Australia's financial advice associations are pushing ahead with their Future of Financial Advice (FoFA) reform agenda despite the certainty of a new Australian government.
FPA deputy chief Deen Sanders said the association is progressing with its work on issues raised by the Ripoll report as well as those raised by Minister for Financial Services and Corporate Law Chris Bowen's proposed reforms.
"We are progressing those agenda and we think, frankly, they are important for a profession to resolve," Sanders said.
"It's not the suggestions of the minister - these are issues that underpin why these reform ideas were made and we want to understand that better."
Sanders said the FPA is looking at trying to solve the problems that led to the Ripoll recommendations and FoFA reforms.
"We want to make sure that irrespective of who is in government that we can actually take good, constructive advice to the government about how these things should be adjusted in the future in the way it delivers best outcomes for professionals and their clients," he said.
"We're not looking at the narrow focus that the AFA [Association of Financial Advisers] or FSC are looking at.

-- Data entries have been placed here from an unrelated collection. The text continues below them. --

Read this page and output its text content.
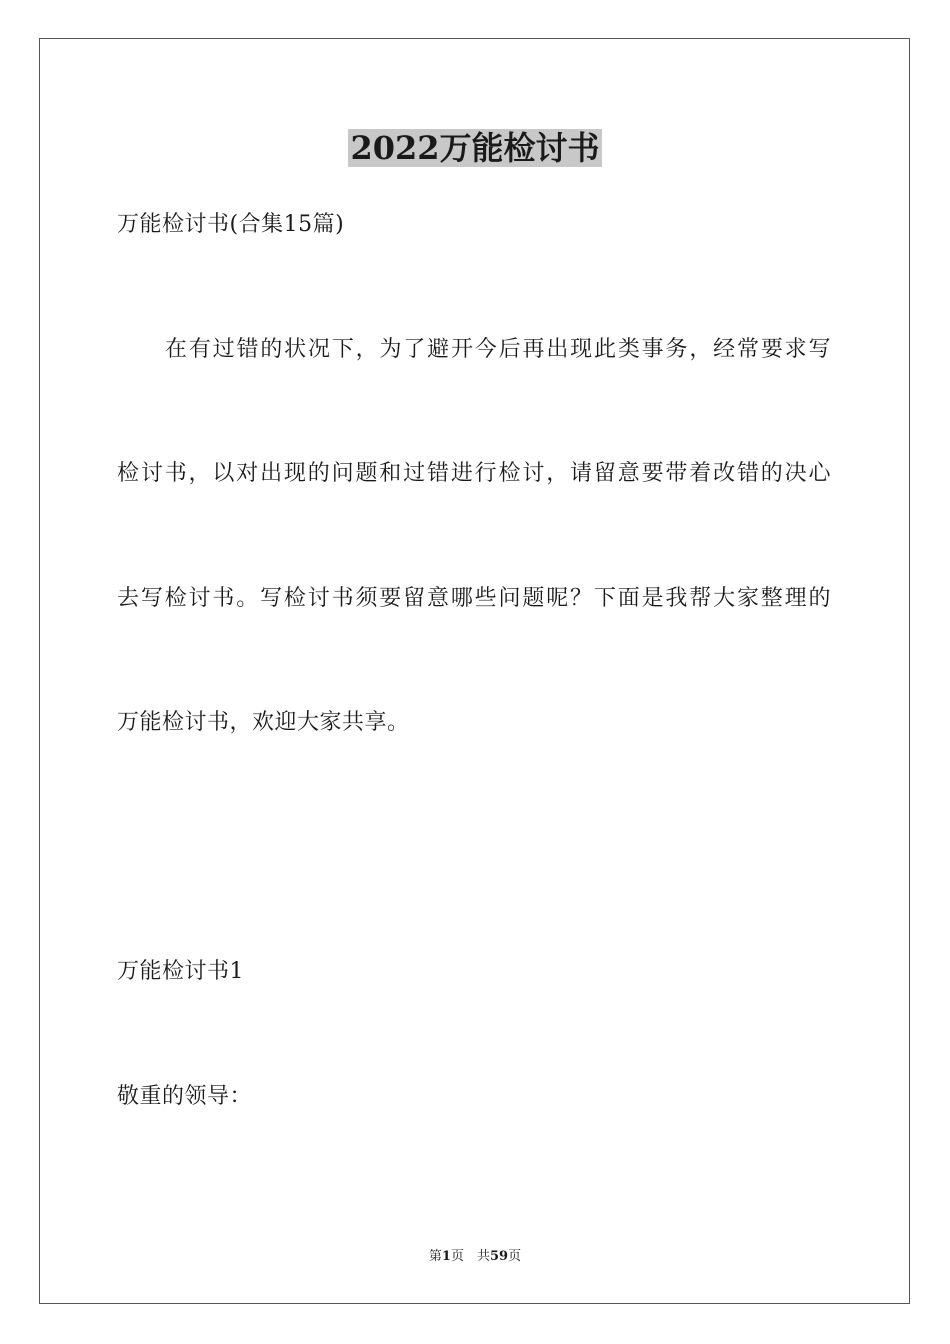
2022万能检讨书
万能检讨书(合集15篇)
在有过错的状况下，为了避开今后再出现此类事务，经常要求写
检讨书，以对出现的问题和过错进行检讨，请留意要带着改错的决心
去写检讨书。写检讨书须要留意哪些问题呢？下面是我帮大家整理的
万能检讨书，欢迎大家共享。
万能检讨书1
敬重的领导：
第1页　共59页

We're looking at a much more strategic regulatory positioning."
Last week, the AFA launched a FoFA working group to examine the impact of proposed reforms on the financial advice industry.
"In the interests of best representing AFA members, it is our role to discuss with the industry issues that affect how our members operate in the future and deliver our collective view to Canberra," AFA chief executive Richard Klipin said.
"We believe the working group will lead the way in informing the government on the real impact of reform on consumers, advisers, the financial advice industry and on Australia as a whole."